The Deliverance effect is still strong in popular culture, and figures like J.D. Vance are celebrated by Hollywood.
Despite the useful work that groups in Appalachia are doing to reject the problematic images that media loves to buy into—as McCarroll notes in Unwhite’s chapter on documentary film in the region—we’re still throwing money at films and representations of a backward, straight, white, Protestant region that never fully existed. This isn’t for the region’s inherent lack of desire to reclaim their diverse voices. Writers like David Joy, intellectuals like Meredith McCarroll and Elizabeth Catte, artists in groups like Appalshop in Whitesburg, KY, and nonprofit groups like Queer Appalachia are doing the work.
Yet the Deliverance effect is still strong, and figures like J.D. Vance are celebrated by Hollywood. Netflix won the rights to produce Hillbilly Elegy with a bid to spend $45 million on his film. Last April, the Young Appalachian Leaders and Learners (Y’ALL) protested Vance’s presence at the Appalachian Studies Association’s annual conference, and they were met with calls to be good, civil academics. Vance was invited to the conference to speak on a panel about opioids. That he portrayed his mother’s struggles with addiction, it seems, made him a qualified speaker on the topic.
By contrast, Andi Morrow, an actor, writer, director, and artist from East Tennessee, premiered her short film Pusher at the Pasadena International Film Festival this spring.
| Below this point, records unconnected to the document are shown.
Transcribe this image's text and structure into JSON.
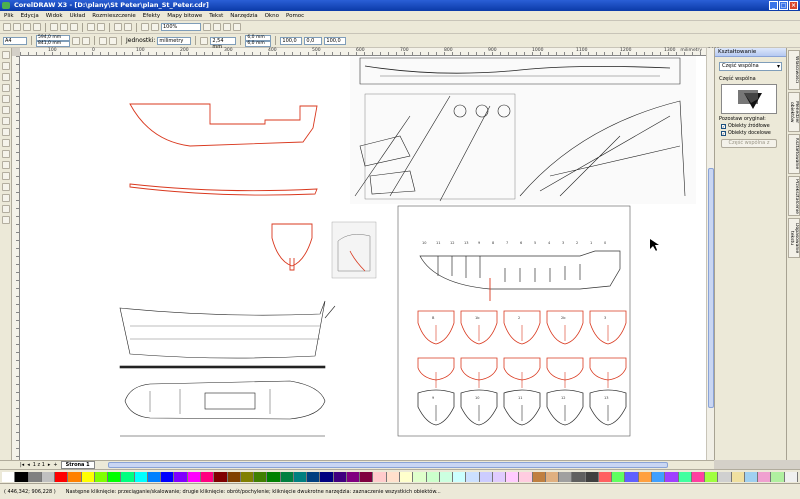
{
  "window": {
    "title": "CorelDRAW X3 - [D:\\plany\\St Peter\\plan_St_Peter.cdr]"
  },
  "menu": [
    "Plik",
    "Edycja",
    "Widok",
    "Układ",
    "Rozmieszczenie",
    "Efekty",
    "Mapy bitowe",
    "Tekst",
    "Narzędzia",
    "Okno",
    "Pomoc"
  ],
  "toolbar": {
    "paper_size": "A4",
    "width": "594,0 mm",
    "height": "841,0 mm",
    "zoom": "100%",
    "units": "milimetry",
    "nudge": "2,54 mm",
    "dup_x": "6,0 mm",
    "dup_y": "6,0 mm",
    "scale_x": "100,0",
    "scale_y": "100,0",
    "angle": "0,0",
    "unit_label": "Jednostki:"
  },
  "ruler": {
    "unit": "milimetry",
    "ticks": [
      "100",
      "0",
      "100",
      "200",
      "300",
      "400",
      "500",
      "600",
      "700",
      "800",
      "900",
      "1000",
      "1100",
      "1200",
      "1300",
      "1400"
    ]
  },
  "pages": {
    "nav": "1 z 1",
    "tab": "Strona 1"
  },
  "docker": {
    "title": "Kształtowanie",
    "mode": "Część wspólna",
    "section_label": "Część wspólna",
    "keep_label": "Pozostaw oryginał:",
    "opt_source": "Obiekty źródłowe",
    "opt_target": "Obiekty docelowe",
    "apply": "Część wspólna z"
  },
  "side_tabs": [
    "Właściwości",
    "Menedżer obiektów",
    "Kształtowanie",
    "Przekształcenie",
    "Dopasowanie tekstu"
  ],
  "status": {
    "coords": "( 446,342; 906,228 )",
    "hint": "Następne kliknięcie: przeciąganie/skalowanie; drugie kliknięcie: obrót/pochylenie; kliknięcie dwukrotne narzędzia: zaznaczenie wszystkich obiektów..."
  },
  "drawing": {
    "frame_labels": [
      "B",
      "1b",
      "2",
      "2b",
      "3"
    ],
    "frame_labels_2": [
      "",
      "",
      "",
      "",
      ""
    ],
    "frame_labels_3": [
      "9",
      "10",
      "11",
      "12",
      "13"
    ],
    "deck_numbers": [
      "10",
      "11",
      "12",
      "13",
      "9",
      "8",
      "7",
      "6",
      "5",
      "4",
      "3",
      "2",
      "1",
      "0"
    ]
  },
  "palette": [
    "#ffffff",
    "#000000",
    "#808080",
    "#c0c0c0",
    "#ff0000",
    "#ff8000",
    "#ffff00",
    "#80ff00",
    "#00ff00",
    "#00ff80",
    "#00ffff",
    "#0080ff",
    "#0000ff",
    "#8000ff",
    "#ff00ff",
    "#ff0080",
    "#800000",
    "#804000",
    "#808000",
    "#408000",
    "#008000",
    "#008040",
    "#008080",
    "#004080",
    "#000080",
    "#400080",
    "#800080",
    "#800040",
    "#ffcccc",
    "#ffe0cc",
    "#ffffcc",
    "#e0ffcc",
    "#ccffcc",
    "#ccffe0",
    "#ccffff",
    "#cce0ff",
    "#ccccff",
    "#e0ccff",
    "#ffccff",
    "#ffcce0",
    "#c08040",
    "#e0b080",
    "#a0a0a0",
    "#606060",
    "#404040",
    "#ff6060",
    "#60ff60",
    "#6060ff",
    "#ffa040",
    "#40a0ff",
    "#a040ff",
    "#40ffa0",
    "#ff40a0",
    "#a0ff40",
    "#d0d0d0",
    "#f0e0a0",
    "#a0d0f0",
    "#f0a0d0",
    "#b0f0a0",
    "#f0f0f0"
  ]
}
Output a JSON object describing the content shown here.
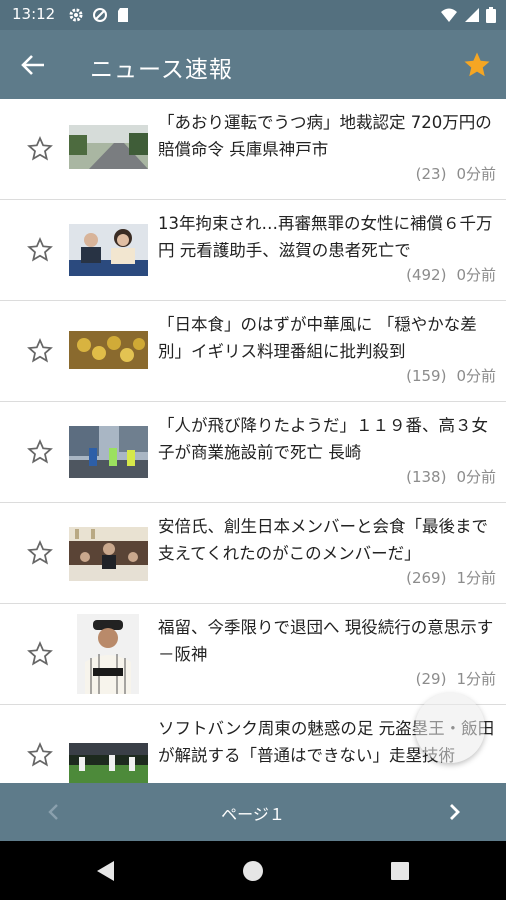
{
  "status_bar": {
    "time": "13:12"
  },
  "app_bar": {
    "title": "ニュース速報"
  },
  "articles": [
    {
      "headline": "「あおり運転でうつ病」地裁認定 720万円の賠償命令 兵庫県神戸市",
      "count": "(23)",
      "time": "0分前"
    },
    {
      "headline": "13年拘束され…再審無罪の女性に補償６千万円 元看護助手、滋賀の患者死亡で",
      "count": "(492)",
      "time": "0分前"
    },
    {
      "headline": "「日本食」のはずが中華風に 「穏やかな差別」イギリス料理番組に批判殺到",
      "count": "(159)",
      "time": "0分前"
    },
    {
      "headline": "「人が飛び降りたようだ」１１９番、高３女子が商業施設前で死亡 長崎",
      "count": "(138)",
      "time": "0分前"
    },
    {
      "headline": "安倍氏、創生日本メンバーと会食「最後まで支えてくれたのがこのメンバーだ」",
      "count": "(269)",
      "time": "1分前"
    },
    {
      "headline": "福留、今季限りで退団へ 現役続行の意思示す－阪神",
      "count": "(29)",
      "time": "1分前"
    },
    {
      "headline": "ソフトバンク周東の魅惑の足 元盗塁王・飯田が解説する「普通はできない」走塁技術",
      "count": "",
      "time": ""
    }
  ],
  "pager": {
    "label": "ページ１"
  },
  "colors": {
    "app_bar": "#5e7b8a",
    "status_bar": "#54707f",
    "favorite_star": "#f5a623"
  }
}
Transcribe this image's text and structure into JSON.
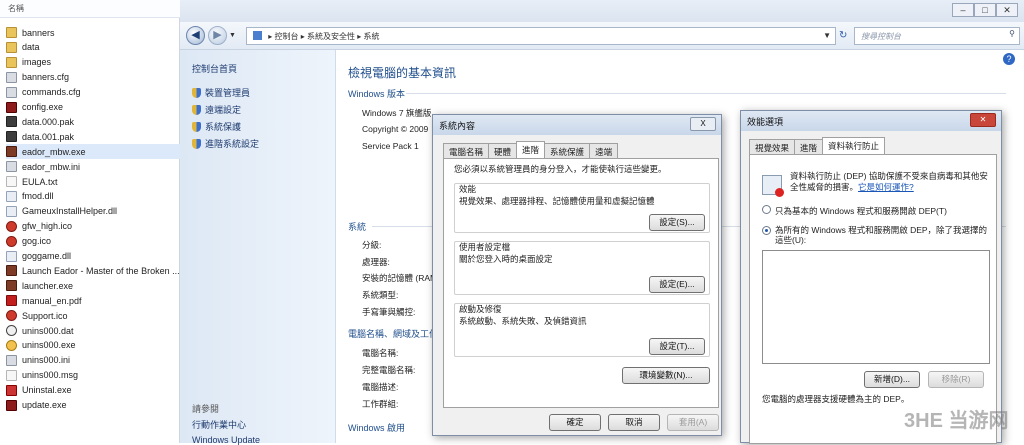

The film addresses the complex relationship between poverty, drug abuse, and personal responsibility, but it doesn’t engage in the same clichéd discussions of opioids that put addicts into the lazy category of genetically flawed “trash.” The protagonist, Brittany Lee, is a person with agency, and Morrow explores the totality of Lee’s choices with her intimate knowledge of Appalachian community at the fore.
For every depiction of Appalachia that depends on classist, dysgenic, and monolithic tropes, there is an Appalachian voice with a response. People from other regions can continue to diagnose the problems in Appalachia and posit solutions—things like teaching unemployed coal miners to code—but none of these solutions will be adequate, helpful, or non-exploitative unless we stop giving money to figures who perpetuate the deeply flawed images of the Deliverance effect in action. America already loves to hate the poor and have their classist beliefs confirmed. It feels good to assign racism and structural inequality to an imaginary region, because to do so assuages the guilt of the white middle class. If we didn’t use Appalachia as a scapegoat, we’d have no one to blame for national economic suffering but ourselves.